Das ist doch mal was! Fällt das schuldenfinanzierte Kartenhaus der spanischen Liga zusammen? Und dann das italienische! Ich finde, das wäre zu begrüßen. Dann könnten da wieder etwas normalere finanzielle Verhältnisse einkehren...
x3Ray 19.08.2011
2. Infos?
Mir fehlt hier ne ganze Menge an Informationen. Ein Anfang wäre es, mal zu erfahren, welche Vereine über ihre Verhältnisse leben (das sind ja eben nicht alle) und die Spieler nicht mehr bezahlen können bzw. wollen. Außerdem verstehe ich nicht, warum so etwas keine Konsequenzen hat - die UEFA müsste in solchen Fällen ganz klar mit internationalen Sperren drohen, wenn schon die spanische Liga gegen das jahrezehntelange Misswirtschaften nichts unternimmt.
MartinB. 19.08.2011
3. Wunderbar +1
Im Ausland wird sich hemmungslos verschuldet, und hierzulande wird der Amateurfußball den Begehren der Spitzenclubs geopfert, weil man "mithalten" will / muß. Jetzt wird mal klar, wohin das führt.
redkiller 19.08.2011
4. Sollen die doch streiken
Zitat von sysopIn Spanien*wird am Wochenende kein Spitzenfußball gespielt: Die*Profis*der Primera División konnten sich im Streit um ausstehende Gehaltszahlungen nicht*mit der Liga einigen.*Der letzte Vermittlungs-Versuch*scheiterte am Freitag. http://www.spiegel.de/sport/fussball/0,1518,781277,00.html
Sehr schön wenn die Streiken , gibt es auch keine Werbegelder und statt dessen wird die solide wirtschaftende Bundesliga verstärkt weltweit übertragen. Das bringt für Deutsche Fussball-Profis und vereine mehr Geld, hoffentlich streiken die lange.
Gandhi, 19.08.2011
5. Wuuste ich es doch,
Zitat von redkillerSehr schön wenn die Streiken , gibt es auch keine Werbegelder und statt dessen wird die solide wirtschaftende Bundesliga verstärkt weltweit übertragen.

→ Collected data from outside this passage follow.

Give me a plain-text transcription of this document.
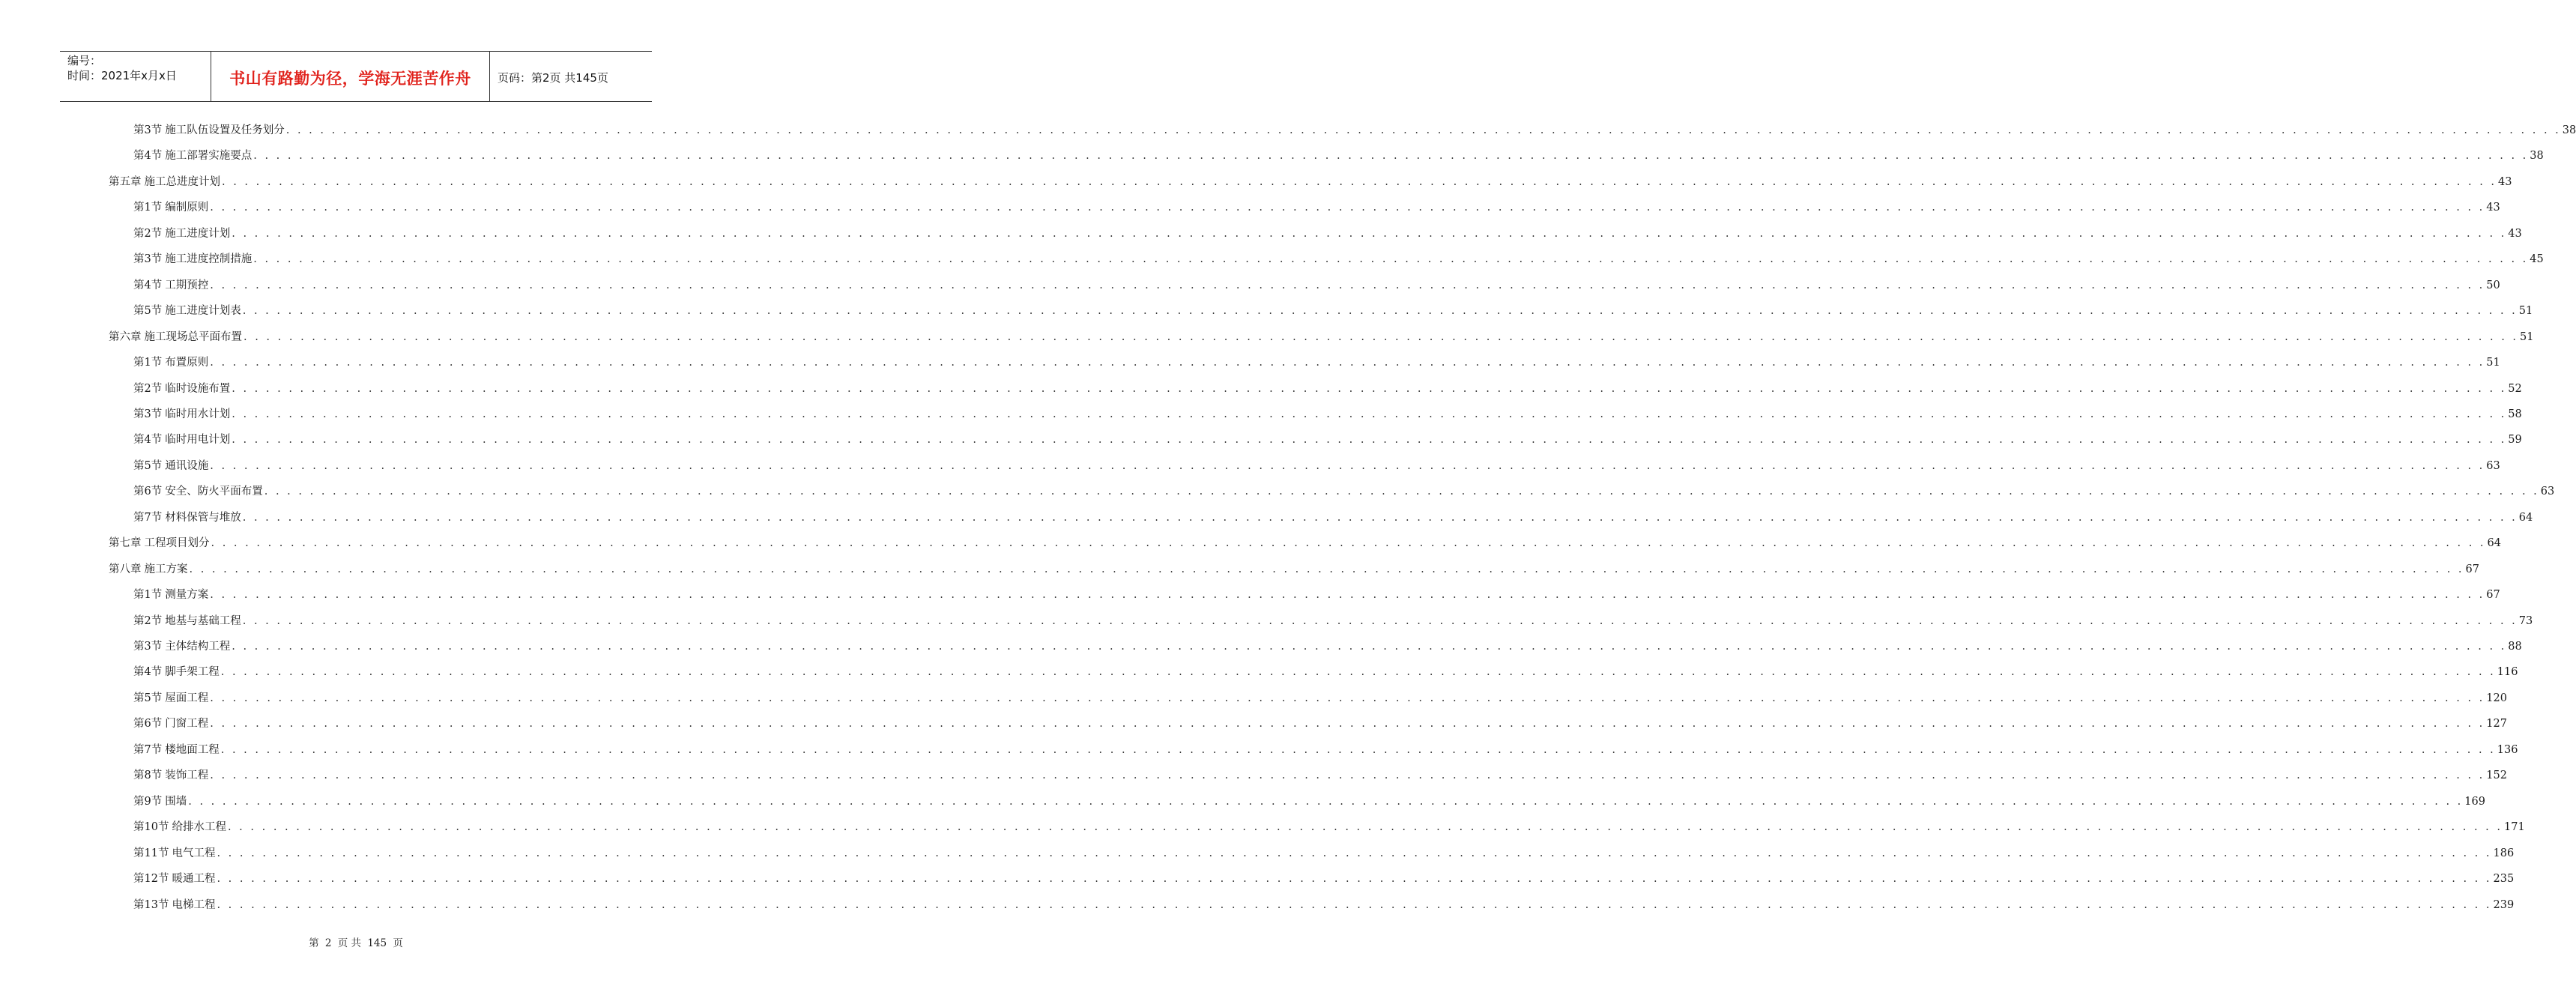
编号：
时间：2021年x月x日	书山有路勤为径，学海无涯苦作舟	页码：第2页 共145页
第3节 施工队伍设置及任务划分 . . . . . . . . . . . . . . . . . . . . . . . . . . . . . . . . . . . . . . . . . . . . . . . . . . . . . . . . . . . . . . . . . . . . . . . . . . . . . . . . . . . . . . . . . . . . . . . . . . . . . . . . . . . . . . . . . . . . . . . . . . . . . . . . . . . . . . . . . . . . . . . . . . . . . . . . . . . . . . . . . . . . . . . . . . . . . . . . . . . . . . . . . . . . . . . . . . . . . . . . 38
第4节 施工部署实施要点 . . . . . . . . . . . . . . . . . . . . . . . . . . . . . . . . . . . . . . . . . . . . . . . . . . . . . . . . . . . . . . . . . . . . . . . . . . . . . . . . . . . . . . . . . . . . . . . . . . . . . . . . . . . . . . . . . . . . . . . . . . . . . . . . . . . . . . . . . . . . . . . . . . . . . . . . . . . . . . . . . . . . . . . . . . . . . . . . . . . . . . . . . . . . . . . . . . . . . . . . 38
第五章 施工总进度计划 . . . . . . . . . . . . . . . . . . . . . . . . . . . . . . . . . . . . . . . . . . . . . . . . . . . . . . . . . . . . . . . . . . . . . . . . . . . . . . . . . . . . . . . . . . . . . . . . . . . . . . . . . . . . . . . . . . . . . . . . . . . . . . . . . . . . . . . . . . . . . . . . . . . . . . . . . . . . . . . . . . . . . . . . . . . . . . . . . . . . . . . . . . . . . . . . . . . . . . . . 43
第1节 编制原则 . . . . . . . . . . . . . . . . . . . . . . . . . . . . . . . . . . . . . . . . . . . . . . . . . . . . . . . . . . . . . . . . . . . . . . . . . . . . . . . . . . . . . . . . . . . . . . . . . . . . . . . . . . . . . . . . . . . . . . . . . . . . . . . . . . . . . . . . . . . . . . . . . . . . . . . . . . . . . . . . . . . . . . . . . . . . . . . . . . . . . . . . . . . . . . . . . . . . . . . . 43
第2节 施工进度计划 . . . . . . . . . . . . . . . . . . . . . . . . . . . . . . . . . . . . . . . . . . . . . . . . . . . . . . . . . . . . . . . . . . . . . . . . . . . . . . . . . . . . . . . . . . . . . . . . . . . . . . . . . . . . . . . . . . . . . . . . . . . . . . . . . . . . . . . . . . . . . . . . . . . . . . . . . . . . . . . . . . . . . . . . . . . . . . . . . . . . . . . . . . . . . . . . . . . . . . . . 43
第3节 施工进度控制措施 . . . . . . . . . . . . . . . . . . . . . . . . . . . . . . . . . . . . . . . . . . . . . . . . . . . . . . . . . . . . . . . . . . . . . . . . . . . . . . . . . . . . . . . . . . . . . . . . . . . . . . . . . . . . . . . . . . . . . . . . . . . . . . . . . . . . . . . . . . . . . . . . . . . . . . . . . . . . . . . . . . . . . . . . . . . . . . . . . . . . . . . . . . . . . . . . . . . . . . . . 45
第4节 工期预控 . . . . . . . . . . . . . . . . . . . . . . . . . . . . . . . . . . . . . . . . . . . . . . . . . . . . . . . . . . . . . . . . . . . . . . . . . . . . . . . . . . . . . . . . . . . . . . . . . . . . . . . . . . . . . . . . . . . . . . . . . . . . . . . . . . . . . . . . . . . . . . . . . . . . . . . . . . . . . . . . . . . . . . . . . . . . . . . . . . . . . . . . . . . . . . . . . . . . . . . . 50
第5节 施工进度计划表 . . . . . . . . . . . . . . . . . . . . . . . . . . . . . . . . . . . . . . . . . . . . . . . . . . . . . . . . . . . . . . . . . . . . . . . . . . . . . . . . . . . . . . . . . . . . . . . . . . . . . . . . . . . . . . . . . . . . . . . . . . . . . . . . . . . . . . . . . . . . . . . . . . . . . . . . . . . . . . . . . . . . . . . . . . . . . . . . . . . . . . . . . . . . . . . . . . . . . . . . 51
第六章 施工现场总平面布置 . . . . . . . . . . . . . . . . . . . . . . . . . . . . . . . . . . . . . . . . . . . . . . . . . . . . . . . . . . . . . . . . . . . . . . . . . . . . . . . . . . . . . . . . . . . . . . . . . . . . . . . . . . . . . . . . . . . . . . . . . . . . . . . . . . . . . . . . . . . . . . . . . . . . . . . . . . . . . . . . . . . . . . . . . . . . . . . . . . . . . . . . . . . . . . . . . . . . . . . . 51
第1节 布置原则 . . . . . . . . . . . . . . . . . . . . . . . . . . . . . . . . . . . . . . . . . . . . . . . . . . . . . . . . . . . . . . . . . . . . . . . . . . . . . . . . . . . . . . . . . . . . . . . . . . . . . . . . . . . . . . . . . . . . . . . . . . . . . . . . . . . . . . . . . . . . . . . . . . . . . . . . . . . . . . . . . . . . . . . . . . . . . . . . . . . . . . . . . . . . . . . . . . . . . . . . 51
第2节 临时设施布置 . . . . . . . . . . . . . . . . . . . . . . . . . . . . . . . . . . . . . . . . . . . . . . . . . . . . . . . . . . . . . . . . . . . . . . . . . . . . . . . . . . . . . . . . . . . . . . . . . . . . . . . . . . . . . . . . . . . . . . . . . . . . . . . . . . . . . . . . . . . . . . . . . . . . . . . . . . . . . . . . . . . . . . . . . . . . . . . . . . . . . . . . . . . . . . . . . . . . . . . . 52
第3节 临时用水计划 . . . . . . . . . . . . . . . . . . . . . . . . . . . . . . . . . . . . . . . . . . . . . . . . . . . . . . . . . . . . . . . . . . . . . . . . . . . . . . . . . . . . . . . . . . . . . . . . . . . . . . . . . . . . . . . . . . . . . . . . . . . . . . . . . . . . . . . . . . . . . . . . . . . . . . . . . . . . . . . . . . . . . . . . . . . . . . . . . . . . . . . . . . . . . . . . . . . . . . . . 58
第4节 临时用电计划 . . . . . . . . . . . . . . . . . . . . . . . . . . . . . . . . . . . . . . . . . . . . . . . . . . . . . . . . . . . . . . . . . . . . . . . . . . . . . . . . . . . . . . . . . . . . . . . . . . . . . . . . . . . . . . . . . . . . . . . . . . . . . . . . . . . . . . . . . . . . . . . . . . . . . . . . . . . . . . . . . . . . . . . . . . . . . . . . . . . . . . . . . . . . . . . . . . . . . . . . 59
第5节 通讯设施 . . . . . . . . . . . . . . . . . . . . . . . . . . . . . . . . . . . . . . . . . . . . . . . . . . . . . . . . . . . . . . . . . . . . . . . . . . . . . . . . . . . . . . . . . . . . . . . . . . . . . . . . . . . . . . . . . . . . . . . . . . . . . . . . . . . . . . . . . . . . . . . . . . . . . . . . . . . . . . . . . . . . . . . . . . . . . . . . . . . . . . . . . . . . . . . . . . . . . . . . 63
第6节 安全、防火平面布置 . . . . . . . . . . . . . . . . . . . . . . . . . . . . . . . . . . . . . . . . . . . . . . . . . . . . . . . . . . . . . . . . . . . . . . . . . . . . . . . . . . . . . . . . . . . . . . . . . . . . . . . . . . . . . . . . . . . . . . . . . . . . . . . . . . . . . . . . . . . . . . . . . . . . . . . . . . . . . . . . . . . . . . . . . . . . . . . . . . . . . . . . . . . . . . . . . . . . . . . . 63
第7节 材料保管与堆放 . . . . . . . . . . . . . . . . . . . . . . . . . . . . . . . . . . . . . . . . . . . . . . . . . . . . . . . . . . . . . . . . . . . . . . . . . . . . . . . . . . . . . . . . . . . . . . . . . . . . . . . . . . . . . . . . . . . . . . . . . . . . . . . . . . . . . . . . . . . . . . . . . . . . . . . . . . . . . . . . . . . . . . . . . . . . . . . . . . . . . . . . . . . . . . . . . . . . . . . . 64
第七章 工程项目划分 . . . . . . . . . . . . . . . . . . . . . . . . . . . . . . . . . . . . . . . . . . . . . . . . . . . . . . . . . . . . . . . . . . . . . . . . . . . . . . . . . . . . . . . . . . . . . . . . . . . . . . . . . . . . . . . . . . . . . . . . . . . . . . . . . . . . . . . . . . . . . . . . . . . . . . . . . . . . . . . . . . . . . . . . . . . . . . . . . . . . . . . . . . . . . . . . . . . . . . . . 64
第八章 施工方案 . . . . . . . . . . . . . . . . . . . . . . . . . . . . . . . . . . . . . . . . . . . . . . . . . . . . . . . . . . . . . . . . . . . . . . . . . . . . . . . . . . . . . . . . . . . . . . . . . . . . . . . . . . . . . . . . . . . . . . . . . . . . . . . . . . . . . . . . . . . . . . . . . . . . . . . . . . . . . . . . . . . . . . . . . . . . . . . . . . . . . . . . . . . . . . . . . . . . . . . . 67
第1节 测量方案 . . . . . . . . . . . . . . . . . . . . . . . . . . . . . . . . . . . . . . . . . . . . . . . . . . . . . . . . . . . . . . . . . . . . . . . . . . . . . . . . . . . . . . . . . . . . . . . . . . . . . . . . . . . . . . . . . . . . . . . . . . . . . . . . . . . . . . . . . . . . . . . . . . . . . . . . . . . . . . . . . . . . . . . . . . . . . . . . . . . . . . . . . . . . . . . . . . . . . . . . 67
第2节 地基与基础工程 . . . . . . . . . . . . . . . . . . . . . . . . . . . . . . . . . . . . . . . . . . . . . . . . . . . . . . . . . . . . . . . . . . . . . . . . . . . . . . . . . . . . . . . . . . . . . . . . . . . . . . . . . . . . . . . . . . . . . . . . . . . . . . . . . . . . . . . . . . . . . . . . . . . . . . . . . . . . . . . . . . . . . . . . . . . . . . . . . . . . . . . . . . . . . . . . . . . . . . . . 73
第3节 主体结构工程 . . . . . . . . . . . . . . . . . . . . . . . . . . . . . . . . . . . . . . . . . . . . . . . . . . . . . . . . . . . . . . . . . . . . . . . . . . . . . . . . . . . . . . . . . . . . . . . . . . . . . . . . . . . . . . . . . . . . . . . . . . . . . . . . . . . . . . . . . . . . . . . . . . . . . . . . . . . . . . . . . . . . . . . . . . . . . . . . . . . . . . . . . . . . . . . . . . . . . . . . 88
第4节 脚手架工程 . . . . . . . . . . . . . . . . . . . . . . . . . . . . . . . . . . . . . . . . . . . . . . . . . . . . . . . . . . . . . . . . . . . . . . . . . . . . . . . . . . . . . . . . . . . . . . . . . . . . . . . . . . . . . . . . . . . . . . . . . . . . . . . . . . . . . . . . . . . . . . . . . . . . . . . . . . . . . . . . . . . . . . . . . . . . . . . . . . . . . . . . . . . . . . . . . . . . . . . . 116
第5节 屋面工程 . . . . . . . . . . . . . . . . . . . . . . . . . . . . . . . . . . . . . . . . . . . . . . . . . . . . . . . . . . . . . . . . . . . . . . . . . . . . . . . . . . . . . . . . . . . . . . . . . . . . . . . . . . . . . . . . . . . . . . . . . . . . . . . . . . . . . . . . . . . . . . . . . . . . . . . . . . . . . . . . . . . . . . . . . . . . . . . . . . . . . . . . . . . . . . . . . . . . . . . . 120
第6节 门窗工程 . . . . . . . . . . . . . . . . . . . . . . . . . . . . . . . . . . . . . . . . . . . . . . . . . . . . . . . . . . . . . . . . . . . . . . . . . . . . . . . . . . . . . . . . . . . . . . . . . . . . . . . . . . . . . . . . . . . . . . . . . . . . . . . . . . . . . . . . . . . . . . . . . . . . . . . . . . . . . . . . . . . . . . . . . . . . . . . . . . . . . . . . . . . . . . . . . . . . . . . . 127
第7节 楼地面工程 . . . . . . . . . . . . . . . . . . . . . . . . . . . . . . . . . . . . . . . . . . . . . . . . . . . . . . . . . . . . . . . . . . . . . . . . . . . . . . . . . . . . . . . . . . . . . . . . . . . . . . . . . . . . . . . . . . . . . . . . . . . . . . . . . . . . . . . . . . . . . . . . . . . . . . . . . . . . . . . . . . . . . . . . . . . . . . . . . . . . . . . . . . . . . . . . . . . . . . . . 136
第8节 装饰工程 . . . . . . . . . . . . . . . . . . . . . . . . . . . . . . . . . . . . . . . . . . . . . . . . . . . . . . . . . . . . . . . . . . . . . . . . . . . . . . . . . . . . . . . . . . . . . . . . . . . . . . . . . . . . . . . . . . . . . . . . . . . . . . . . . . . . . . . . . . . . . . . . . . . . . . . . . . . . . . . . . . . . . . . . . . . . . . . . . . . . . . . . . . . . . . . . . . . . . . . . 152
第9节 围墙 . . . . . . . . . . . . . . . . . . . . . . . . . . . . . . . . . . . . . . . . . . . . . . . . . . . . . . . . . . . . . . . . . . . . . . . . . . . . . . . . . . . . . . . . . . . . . . . . . . . . . . . . . . . . . . . . . . . . . . . . . . . . . . . . . . . . . . . . . . . . . . . . . . . . . . . . . . . . . . . . . . . . . . . . . . . . . . . . . . . . . . . . . . . . . . . . . . . . . . . . 169
第10节 给排水工程 . . . . . . . . . . . . . . . . . . . . . . . . . . . . . . . . . . . . . . . . . . . . . . . . . . . . . . . . . . . . . . . . . . . . . . . . . . . . . . . . . . . . . . . . . . . . . . . . . . . . . . . . . . . . . . . . . . . . . . . . . . . . . . . . . . . . . . . . . . . . . . . . . . . . . . . . . . . . . . . . . . . . . . . . . . . . . . . . . . . . . . . . . . . . . . . . . . . . . . . . 171
第11节 电气工程 . . . . . . . . . . . . . . . . . . . . . . . . . . . . . . . . . . . . . . . . . . . . . . . . . . . . . . . . . . . . . . . . . . . . . . . . . . . . . . . . . . . . . . . . . . . . . . . . . . . . . . . . . . . . . . . . . . . . . . . . . . . . . . . . . . . . . . . . . . . . . . . . . . . . . . . . . . . . . . . . . . . . . . . . . . . . . . . . . . . . . . . . . . . . . . . . . . . . . . . . 186
第12节 暖通工程 . . . . . . . . . . . . . . . . . . . . . . . . . . . . . . . . . . . . . . . . . . . . . . . . . . . . . . . . . . . . . . . . . . . . . . . . . . . . . . . . . . . . . . . . . . . . . . . . . . . . . . . . . . . . . . . . . . . . . . . . . . . . . . . . . . . . . . . . . . . . . . . . . . . . . . . . . . . . . . . . . . . . . . . . . . . . . . . . . . . . . . . . . . . . . . . . . . . . . . . . 235
第13节 电梯工程 . . . . . . . . . . . . . . . . . . . . . . . . . . . . . . . . . . . . . . . . . . . . . . . . . . . . . . . . . . . . . . . . . . . . . . . . . . . . . . . . . . . . . . . . . . . . . . . . . . . . . . . . . . . . . . . . . . . . . . . . . . . . . . . . . . . . . . . . . . . . . . . . . . . . . . . . . . . . . . . . . . . . . . . . . . . . . . . . . . . . . . . . . . . . . . . . . . . . . . . . 239
第 2 页 共 145 页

Das bringt für Deutsche Fussball-Profis und vereine mehr Geld, hoffentlich streiken die lange.
dass Sie als Kommunistenfresser nicht etwa den Umstand, dass den Spielern ihnen zustehende Gehaelter vorenthalten werden, kritisieren, sondern gleich eine Chance wittern, daraus Profit zu schlagen.